Parting ways with Big Ben now would save the Steelers $19 million, which could help them bring back Dupree—who is clearly their second-best pass-rusher after T.J. Watt—or even chase T.J.'s brother, J.J. Watt, who hit the open market last week.
It would allow them more freedom to pursue somebody established like Corey Linsley, David Andrews or Austin Reiter to replace Pouncey, or somebody like Taylor Moton to soften the offensive line blows.
But it would also give them an opportunity to start aggressively swinging the bat in pursuit of their next franchise quarterback, and this is the right offseason to be a part of those sweepstakes.
The Steelers could make a pitch to the Houston Texans for the disgruntled Deshaun Watson. They could be in play for Dak Prescott or Jameis Winston if either becomes available in free agency, and for Derek Carr, Jimmy Garoppolo, Sam Darnold, Carson Wentz, Marcus Mariota and Teddy Bridgewater on the trade market.
Watson and Prescott might only star in the Steelers' pipe dreams in either scenario, but moving on from Roethlisberger should make it relatively easy to bring in at least one of those other quarterbacks and possibly several if they want an extra shot at the craps table.
And depending on what they might be able to get for Roethlisberger in a trade, they could have the draft capital to make a run at a first-round quarterback prospect like Trey Lance out of North Dakota State.
Watson, Prescott or Lance would be no-brainer replacements for Roethlisberger. But if the debate is between keeping Big Ben or winding up with Dupree, Darnold and potential first-round quarterback Mac Jones, for example, the answer should also be obvious.
Would saying goodbye hurt? Sure. Would it suck to pay Big Ben $22.3 million to play elsewhere or not at all? Absolutely.

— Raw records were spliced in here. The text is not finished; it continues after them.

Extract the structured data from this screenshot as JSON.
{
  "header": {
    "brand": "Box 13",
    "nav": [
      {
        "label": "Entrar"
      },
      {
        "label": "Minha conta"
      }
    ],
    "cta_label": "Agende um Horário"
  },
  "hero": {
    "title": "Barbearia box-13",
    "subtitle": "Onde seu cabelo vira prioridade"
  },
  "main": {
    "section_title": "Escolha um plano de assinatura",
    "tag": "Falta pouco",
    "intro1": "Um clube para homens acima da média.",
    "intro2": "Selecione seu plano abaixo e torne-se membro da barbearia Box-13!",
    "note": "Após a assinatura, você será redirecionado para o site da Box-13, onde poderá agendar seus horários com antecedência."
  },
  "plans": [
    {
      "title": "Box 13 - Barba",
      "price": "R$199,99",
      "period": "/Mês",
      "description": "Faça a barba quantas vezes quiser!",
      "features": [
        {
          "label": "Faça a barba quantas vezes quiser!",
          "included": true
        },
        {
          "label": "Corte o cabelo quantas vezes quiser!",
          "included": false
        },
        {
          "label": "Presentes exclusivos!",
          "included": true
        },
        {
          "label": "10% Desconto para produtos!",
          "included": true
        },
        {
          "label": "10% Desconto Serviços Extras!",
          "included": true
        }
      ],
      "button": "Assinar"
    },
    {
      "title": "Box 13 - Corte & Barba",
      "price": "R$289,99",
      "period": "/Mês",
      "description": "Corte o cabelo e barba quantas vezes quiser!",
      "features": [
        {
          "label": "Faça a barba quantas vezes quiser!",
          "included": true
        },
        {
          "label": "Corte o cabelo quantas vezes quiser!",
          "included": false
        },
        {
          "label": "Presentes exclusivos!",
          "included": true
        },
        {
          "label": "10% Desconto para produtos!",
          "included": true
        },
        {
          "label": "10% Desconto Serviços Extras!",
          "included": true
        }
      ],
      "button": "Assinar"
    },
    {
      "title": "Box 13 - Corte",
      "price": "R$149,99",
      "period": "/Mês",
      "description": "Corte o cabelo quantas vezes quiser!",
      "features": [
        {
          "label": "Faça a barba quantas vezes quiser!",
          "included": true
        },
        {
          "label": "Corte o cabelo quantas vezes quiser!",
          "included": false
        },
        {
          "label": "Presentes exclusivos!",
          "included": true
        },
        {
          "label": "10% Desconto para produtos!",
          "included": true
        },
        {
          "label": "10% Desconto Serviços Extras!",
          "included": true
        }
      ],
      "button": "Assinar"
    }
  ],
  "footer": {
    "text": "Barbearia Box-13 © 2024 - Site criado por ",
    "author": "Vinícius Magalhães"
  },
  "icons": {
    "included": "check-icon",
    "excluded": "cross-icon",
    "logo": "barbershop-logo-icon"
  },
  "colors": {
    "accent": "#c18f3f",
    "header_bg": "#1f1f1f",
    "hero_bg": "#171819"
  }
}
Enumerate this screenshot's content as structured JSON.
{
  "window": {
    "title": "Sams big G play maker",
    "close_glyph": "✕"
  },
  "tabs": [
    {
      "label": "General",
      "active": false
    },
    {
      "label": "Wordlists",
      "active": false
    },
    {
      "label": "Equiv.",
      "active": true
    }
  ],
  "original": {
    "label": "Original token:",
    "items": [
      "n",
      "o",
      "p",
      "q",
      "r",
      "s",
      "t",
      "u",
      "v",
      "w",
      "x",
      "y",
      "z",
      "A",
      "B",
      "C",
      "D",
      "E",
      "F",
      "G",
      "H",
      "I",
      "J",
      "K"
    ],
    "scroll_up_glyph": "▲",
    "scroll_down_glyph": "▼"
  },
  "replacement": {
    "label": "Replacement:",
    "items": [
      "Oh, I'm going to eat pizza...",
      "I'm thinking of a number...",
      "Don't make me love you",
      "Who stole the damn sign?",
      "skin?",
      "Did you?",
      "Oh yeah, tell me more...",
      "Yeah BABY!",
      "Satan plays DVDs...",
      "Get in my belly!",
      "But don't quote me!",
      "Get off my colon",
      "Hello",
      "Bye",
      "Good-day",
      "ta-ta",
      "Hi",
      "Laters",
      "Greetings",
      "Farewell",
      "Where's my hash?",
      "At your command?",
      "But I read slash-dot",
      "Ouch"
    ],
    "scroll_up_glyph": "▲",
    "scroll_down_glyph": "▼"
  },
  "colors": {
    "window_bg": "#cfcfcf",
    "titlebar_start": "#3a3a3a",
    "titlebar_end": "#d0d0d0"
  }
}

But this is a business, and that is a sunk cost.
According to Over the Cap, it's been more than a quarter-century since a team led by a quarterback with one of the league's three highest cap hits at his position won the Super Bowl. Right now, Roethlisberger has the highest projected cap hit in the league, according to Spotrac, and that $41.3 million figure is separated from the fourth-highest hit by a margin of nearly $7 million.
Even if Roethlisberger returns and that number drops by way of a pay cut or a restructuring, the 2020 season demonstrated that team isn't built to win a Super Bowl as is, let alone with Big Ben another year older and Pouncey, Dupree and Smith-Schuster definitely or likely gone.
It's time for Pittsburgh to stop delaying its future under center. Continuing to draw out the Roethlisberger era will only make it more difficult for the Steelers to reemerge as a prime contender while the defense is still dominant.
The Band-Aid has to come off, and Colbert appears to finally know it.